The military’s failure to respond to the problem plays a major role in prolonging the recovery from MST.

To address women’s unique issues, the major VA medical centers have women veterans program managers and field directors. They deliver essential health services, including abortion counseling and abortion services, which, in the event of an emergency, can preserve a woman’s fertility—and her life.

If a VA center does not have the personnel or equipment to perform mammograms or deliver babies, women are referred to private sector providers at the VA’s expense. For women who do not want to interact with male patients, the VA locates women’s clinics in separate spaces.

In 2003, during the Iraq War, Joanna Sweatt, a 47-year-old Marine Corps veteran, worked as a member of an air station construction team. The VA has treated Sweatt, who served for almost ten years, for three episodes of MST as well as premenopausal symptoms. She says the Phoenix VA Health Care System, where she receives treatment, has made great progress over the past decade. “If you can believe it, we used to be sent to a gloomy basement space, and now we have a beautiful women’s clinic,” says Sweatt, now the national organizing director for the Common Defense, a veterans advocacy group.

The Trump administration’s cuts to VHA research, teaching, staffing, and in-house care will push more women veterans into the private sector, jeopardizing the targeted services women now receive at the VA. Current Veterans Community Care Program contractors are not required to have any training in military cultural competency or military-related health conditions, like ocular melanoma or MST.
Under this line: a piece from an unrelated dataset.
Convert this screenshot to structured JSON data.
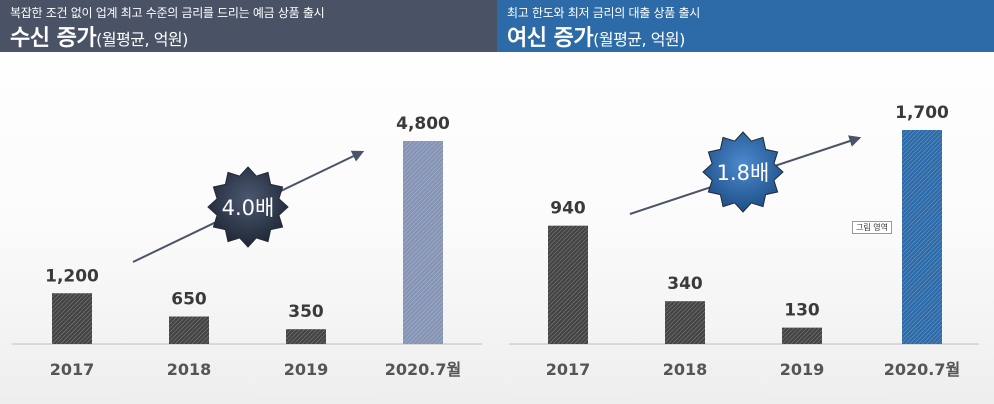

“A section in the MISSION Act requires the VA to develop competency standards for non-VA providers offering care to veterans with MST and other conditions for which the VA has special expertise,” Russell Lemle, a Veterans Healthcare Policy Institute senior policy analyst, told the Prospect. “The VA developed a 30-minute core training in MST. But under Trump, the VA waived it as a mandatory requirement for community providers. The [Government Accountability Office] recently issued a report that documents that less than 1 percent of [Veterans Community Care Program] mental health providers have taken the training. It was only 30 minutes of their time, and they still wouldn’t do it.”

The reluctance of private sector providers to gain the necessary expertise to deliver high quality care for veterans is perhaps understandable in this country’s profit-driven health care system. The 9 million VHA patients represent only about 3 percent of America’s adult population of 248 million and 3 percent of potential patients. Women VHA patients represent about 0.23 percent of potential private sector patients.

Most health care professionals are inundated with recommendations about individuals’ needs. A 2022 study found that most doctors would need an impossible 26.7 hours per day to follow national guidelines on delivering appropriate preventive, chronic, and acute care to an average load of patients.

As one study documented, the camaraderie that women value will also be lost as more veterans are scattered over a fragmented private-sector system. For Williams, being in a therapy group with women veterans “was profoundly valuable and validating to realize how shared some of those experiences are—it was like, ‘Oh, there’s not something uniquely wrong with me.’”

Williams wonders how groups of women vets could even be assembled outside of the VA system. In rural America, these veterans may not be able to obtain basic obstetrical services, much less mental health care that is in short supply. A July 2025 Health Affairs article spotlighted the dramatic decline in hospitals providing obstetrical services across the nation, with “12 states experiencing 25 percent or more losses of obstetric services among hospitals in rural counties.”

In a September article in The Guardian, Hunter, the IAVA leader, backed VA staff members, who risked their jobs by signing a letter to VA Secretary Doug Collins and members of Congress protesting the president’s staffing cuts and other policy changes.

“The VA was designed as a public health institution placing the veteran at the center of care and decision-making,” Hunter said. “That care is a promise America makes when someone raises their right hand.” And that commitment must extend equally to all military members—men and women alike.